Escaping the Verifier: Learning to Reason via Demonstrations
This addresses the challenge of enabling robust reasoning learning in LLMs for real-world tasks where verifiers are unavailable, though it is incremental as it builds on existing RL and demonstration-based approaches.
The paper tackles the problem of training Large Language Models (LLMs) for reasoning tasks without task-specific verifiers by introducing RARO, a method that learns from expert demonstrations via Inverse Reinforcement Learning, achieving significant performance improvements over verifier-free baselines on tasks like Countdown, DeepMath, and Poetry Writing.

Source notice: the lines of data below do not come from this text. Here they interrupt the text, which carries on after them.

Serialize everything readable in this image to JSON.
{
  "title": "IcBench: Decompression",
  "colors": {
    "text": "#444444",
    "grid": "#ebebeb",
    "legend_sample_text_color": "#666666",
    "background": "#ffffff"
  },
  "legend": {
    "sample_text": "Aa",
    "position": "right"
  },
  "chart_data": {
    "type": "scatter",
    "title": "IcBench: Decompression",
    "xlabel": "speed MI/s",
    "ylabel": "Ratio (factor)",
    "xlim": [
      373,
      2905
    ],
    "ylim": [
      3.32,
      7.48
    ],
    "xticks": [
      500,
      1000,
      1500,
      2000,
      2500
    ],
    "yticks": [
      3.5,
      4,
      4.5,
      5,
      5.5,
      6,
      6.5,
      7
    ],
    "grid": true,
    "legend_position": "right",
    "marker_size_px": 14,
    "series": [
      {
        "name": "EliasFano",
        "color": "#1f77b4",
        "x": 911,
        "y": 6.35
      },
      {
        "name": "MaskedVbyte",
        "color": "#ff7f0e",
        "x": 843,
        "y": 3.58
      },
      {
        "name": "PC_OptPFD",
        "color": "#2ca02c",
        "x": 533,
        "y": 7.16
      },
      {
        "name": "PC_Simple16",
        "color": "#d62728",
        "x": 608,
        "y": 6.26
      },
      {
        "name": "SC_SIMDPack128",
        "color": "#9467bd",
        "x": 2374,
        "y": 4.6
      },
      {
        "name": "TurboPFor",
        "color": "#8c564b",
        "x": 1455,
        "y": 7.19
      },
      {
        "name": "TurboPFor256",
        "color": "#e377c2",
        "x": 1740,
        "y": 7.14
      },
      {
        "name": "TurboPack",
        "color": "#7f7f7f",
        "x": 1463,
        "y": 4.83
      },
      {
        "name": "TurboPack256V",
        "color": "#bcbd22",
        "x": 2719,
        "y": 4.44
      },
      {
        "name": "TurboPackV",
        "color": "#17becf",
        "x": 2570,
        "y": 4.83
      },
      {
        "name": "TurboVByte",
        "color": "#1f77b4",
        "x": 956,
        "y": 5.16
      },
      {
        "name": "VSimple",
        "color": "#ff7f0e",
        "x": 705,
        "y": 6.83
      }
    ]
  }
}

Training Large Language Models (LLMs) to reason often relies on Reinforcement Learning (RL) with task-specific verifiers. However, many real-world reasoning-intensive tasks lack verifiers, despite offering abundant expert demonstrations that remain under-utilized for reasoning-focused training. We introduce RARO (Relativistic Adversarial Reasoning Optimization) that learns strong reasoning capabilities from only expert demonstrations via Inverse Reinforcement Learning. Our method sets up an adversarial game between a policy and a relativistic critic: the policy learns to mimic expert answers, while the critic aims to identify the experts among (expert, policy) answer pairs. Both the policy and the critic are trained jointly and continuously via RL, and we identify the key stabilization techniques required for robust learning. Empirically, RARO significantly outperforms strong verifier-free baselines on all of our evaluation tasks -- Countdown, DeepMath, and Poetry Writing -- and enjoys the same robust scaling trends as RL with verifiers. These results demonstrate that our method effectively elicits strong reasoning performance from expert demonstrations alone, enabling robust reasoning learning even when task-specific verifiers are unavailable.